Setting up my 125 after xmas. Getting a primo spot in the living room, it should make a difference looking at it in full view. Changed out the sump for a more accessible tank and getting a steel stand made. Hopefully the upgrades give me a clearer insight.


----------



## Whatever (Sep 12, 2018)

The tank has been set up for 8 months and it looks pretty good, I am so glad that I didn’t sell it.


Sent from my iPad using Tapatalk


----------



## Adais (Jul 16, 2021)

Will you post some pictures?


----------



## Whatever (Sep 12, 2018)

Yes I could enjoy










































































Sent from my iPhone using Tapatalk


----------



## Whatever (Sep 12, 2018)

Here are a few full tank shots, the ones taken from the back of the tank are just that, it’s set up so you can view it from the front and the back, it’s a lot easier to do maintenance that way.
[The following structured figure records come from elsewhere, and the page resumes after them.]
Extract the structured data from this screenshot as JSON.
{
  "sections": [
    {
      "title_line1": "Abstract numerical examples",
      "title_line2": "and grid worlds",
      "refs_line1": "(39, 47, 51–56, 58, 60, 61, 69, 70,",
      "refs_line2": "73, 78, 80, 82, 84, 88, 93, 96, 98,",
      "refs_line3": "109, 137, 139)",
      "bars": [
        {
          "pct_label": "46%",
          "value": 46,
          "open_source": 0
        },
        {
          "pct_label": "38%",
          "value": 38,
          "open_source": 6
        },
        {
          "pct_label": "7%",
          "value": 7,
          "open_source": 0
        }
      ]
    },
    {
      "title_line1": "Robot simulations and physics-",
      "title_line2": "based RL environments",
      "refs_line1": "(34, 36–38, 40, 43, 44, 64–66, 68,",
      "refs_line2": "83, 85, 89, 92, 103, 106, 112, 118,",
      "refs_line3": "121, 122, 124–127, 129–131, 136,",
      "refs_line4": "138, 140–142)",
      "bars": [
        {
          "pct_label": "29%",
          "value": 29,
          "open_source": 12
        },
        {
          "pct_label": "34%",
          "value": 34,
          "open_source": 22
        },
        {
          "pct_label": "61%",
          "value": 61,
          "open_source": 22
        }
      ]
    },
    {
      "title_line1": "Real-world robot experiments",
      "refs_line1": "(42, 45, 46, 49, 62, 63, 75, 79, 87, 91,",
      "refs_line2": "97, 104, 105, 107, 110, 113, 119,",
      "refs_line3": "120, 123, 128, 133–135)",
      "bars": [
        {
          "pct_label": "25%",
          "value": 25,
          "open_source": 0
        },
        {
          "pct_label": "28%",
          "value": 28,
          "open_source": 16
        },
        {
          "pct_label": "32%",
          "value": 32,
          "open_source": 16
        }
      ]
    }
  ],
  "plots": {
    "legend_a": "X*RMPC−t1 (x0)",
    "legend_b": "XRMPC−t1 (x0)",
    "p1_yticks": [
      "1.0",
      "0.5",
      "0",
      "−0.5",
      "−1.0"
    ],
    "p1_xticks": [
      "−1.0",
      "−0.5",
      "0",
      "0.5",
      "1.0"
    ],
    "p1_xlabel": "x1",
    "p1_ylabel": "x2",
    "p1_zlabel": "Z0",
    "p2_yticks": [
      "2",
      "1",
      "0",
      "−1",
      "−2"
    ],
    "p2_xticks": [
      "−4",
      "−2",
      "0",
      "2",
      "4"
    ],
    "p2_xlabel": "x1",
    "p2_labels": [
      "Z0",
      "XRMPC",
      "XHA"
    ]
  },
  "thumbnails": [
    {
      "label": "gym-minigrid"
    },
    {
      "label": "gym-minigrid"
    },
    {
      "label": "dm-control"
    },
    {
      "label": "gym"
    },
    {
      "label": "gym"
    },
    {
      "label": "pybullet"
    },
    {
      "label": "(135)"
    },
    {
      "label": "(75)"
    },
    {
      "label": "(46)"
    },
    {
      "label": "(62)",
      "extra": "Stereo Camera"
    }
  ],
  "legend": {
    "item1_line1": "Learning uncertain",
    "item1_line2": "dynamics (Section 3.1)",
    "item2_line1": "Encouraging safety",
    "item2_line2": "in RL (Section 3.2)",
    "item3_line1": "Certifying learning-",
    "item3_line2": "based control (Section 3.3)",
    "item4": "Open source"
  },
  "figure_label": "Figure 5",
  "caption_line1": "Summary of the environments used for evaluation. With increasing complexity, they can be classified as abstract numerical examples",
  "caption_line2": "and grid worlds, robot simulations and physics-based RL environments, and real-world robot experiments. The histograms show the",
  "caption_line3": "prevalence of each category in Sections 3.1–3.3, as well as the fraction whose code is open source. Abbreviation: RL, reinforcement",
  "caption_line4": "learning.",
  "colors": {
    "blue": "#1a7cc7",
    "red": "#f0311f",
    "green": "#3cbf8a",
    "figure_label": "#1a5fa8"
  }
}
Sent from my iPhone using Tapatalk


----------



## Whatever (Sep 12, 2018)

A few more


































































Sent from my iPhone using Tapatalk


----------



## Adais (Jul 16, 2021)

Looks beautiful


----------



## Whatever (Sep 12, 2018)

Thank you, much thought went into the setup and I’m very happy with it, I’m glad I didn’t sell it all, he’ll I almost gave it away then put it in storage.


Sent from my iPad using Tapatalk


----------



## Whatever (Sep 12, 2018)

Frustrated but pushing forward. I don’t know why the tank will not support some coral, it seems that the only coral that does well are Leathers and softies, the Candy cane and Euphelia wither away or don’t grow at all, even the Zoas don’t last unless I feed them with Reef roids, I’m using RO/DI, water changes are 20 percent every two weeks, the lights may not be Radion or AI but not crap black boxes either, 2x AI blue sols and 3x dsuny led pendants on a fast grow program, Swc skimmer and an ATS, nitrate has been increased to 15 and phosphate is a bit high at .18 lots of movement in there 4x power heads and 2 returns.

The Coraline grows insanely calcium is 490, Alk 7.7 dkh. Mag 1550. I’m gonna send a sample of the water in for analysis but I just don’t understand. The tank is not over loaded with fish, 4 small fish and 3 Tangs and a Foxface. Lots of live rock. 150 lbs.

Maybe my expectations are too much, it’s been up and running 10 months. I’m not giving up and I’m gonna be upgrading my power heads very soon then the lighting will be next.

Thanks for allowing me to rant a little bit. Cheers


Sent from my iPhone using Tapatalk


----------